Literary reviews by Tim Love.
Warning: Rather than reviews, these are often notes in preparation for reviews that were never finished, or pleas for help with understanding pieces. See Litref Reviews - a rationale for details.

Monday, 17 February 2025

“How to grow your own poems” by Kate Clanchy (Picador, 2020)

A poetry workbook which also addresses practical and psychological inhibitors.

I like the first exercise - some poems are presented, templates are abstracted from them, and the reader is invited to fill them in given the right amount of help. The aim is to show how life's details (that the reader might have dismissed as unpoetic) can be added to poems - a good way to tempt people in. The examples are mostly list poems. Some results are shown, written by youths.

She warns people not to use rhyme initially ("because they are rare, rhymes in English are loud"). She points out that it's ok to borrow in some way from other poems - "Poetry, in short, until very recently, was a varied, noisy, general conversation, not a silent solo art form. It's easier to join in a conversation than it is to make a speech". She points out that "Poets are very drawn to [gerunds]. They do nice poetic things. They still the action. They suit a contemplative turn of mind. They rhyme (with each other). They give you an iambic (ta-tum) beat. But they can also have a cloying, clogging effect" (p.58)

After lists, she looks at voltas between lists. She's keen about involving the five senses, about using concrete rather than abstract nouns. Throughout the book, many of the poems use anaphora.

She writes "Personally, I have never seen the point [of syllabics]" (p.153) and "Most published contemporary poets, though, don't just use conventional punctuation at all times, but are quite obsessed with it" (p.164)

I think the only poem that doesn't demonstrate the point she's trying to make is "My Beast" - she writes that "the square stanzas ... trap us in a regular shape" but the lines don't all have similar lengths, and 2 of the stanzas are run-on.

I noticed

  • "Love like Windows 95/ The greatest, most user-friendly Windows of them all/ Those four little panes of light/ Like the stained glass of an ancient church/ vibrating in the sunlit rubble/ of the twentieth century" (from "Love comes back" by Hera Lindsay Bird)
  • "The Summer Day" by Mary Oliver
  • "Not the furniture game" (Simon Armitage) has many good images
  • "That landing strip with no runway lights/ where you are aiming your plane,/ imagining a voice in the tower,/ imagining a tower" (from "My heart" by Kim Addonizio)
  • "Chair" by Sally Davis
  • The most beautiful part of your body is wherever your mother's shadow falls ... Your dead friends passing/ through you like wind/ through a wind chime" (from "Someday I'll love Ocean Vuong" by Ocean Vuong)

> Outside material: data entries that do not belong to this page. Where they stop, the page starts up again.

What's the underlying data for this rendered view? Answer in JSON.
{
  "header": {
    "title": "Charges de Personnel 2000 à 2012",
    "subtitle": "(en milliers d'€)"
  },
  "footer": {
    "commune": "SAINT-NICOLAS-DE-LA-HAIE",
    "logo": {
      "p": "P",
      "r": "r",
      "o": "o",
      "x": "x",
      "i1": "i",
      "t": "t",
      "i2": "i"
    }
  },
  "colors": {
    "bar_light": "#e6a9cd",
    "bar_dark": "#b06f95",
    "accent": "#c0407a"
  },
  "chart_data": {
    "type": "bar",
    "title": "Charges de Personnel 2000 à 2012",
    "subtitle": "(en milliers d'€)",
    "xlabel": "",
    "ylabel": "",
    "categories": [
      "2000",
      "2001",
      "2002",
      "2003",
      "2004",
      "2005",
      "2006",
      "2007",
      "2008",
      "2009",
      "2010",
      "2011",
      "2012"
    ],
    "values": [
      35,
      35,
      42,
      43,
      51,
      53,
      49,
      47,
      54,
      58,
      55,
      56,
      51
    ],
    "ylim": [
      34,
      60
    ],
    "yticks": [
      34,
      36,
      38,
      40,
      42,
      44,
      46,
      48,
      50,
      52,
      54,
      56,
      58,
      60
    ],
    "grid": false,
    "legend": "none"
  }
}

I think the book's prime audience is [teachers of] people new to poetry - many beginners' errors/assumptions" are directly challenged, and the "fill in the gaps" approach to writing provides an easy route in. I suppose the number of list/anaphora poems is a consequence of this accessibility.

Other reviews

  • Teo Eve (more suitable for beginner poets than anyone already well-versed in the form)
  • Kate Sotejeff-Wilson
  • Harry Cochrane (Generally, though, there is very little holding forth across the book’s seven chapters, which share a broadly similar structure. Here’s a poem; here’s what it’s doing; here’s a prompt; now it’s your turn. ... As a primer, the book is still a little too primary school, appealing to our poetic instinct but to none of our curiosity. It makes no apologies for its classroom origins, however, and in the classroom it will find its true calling.)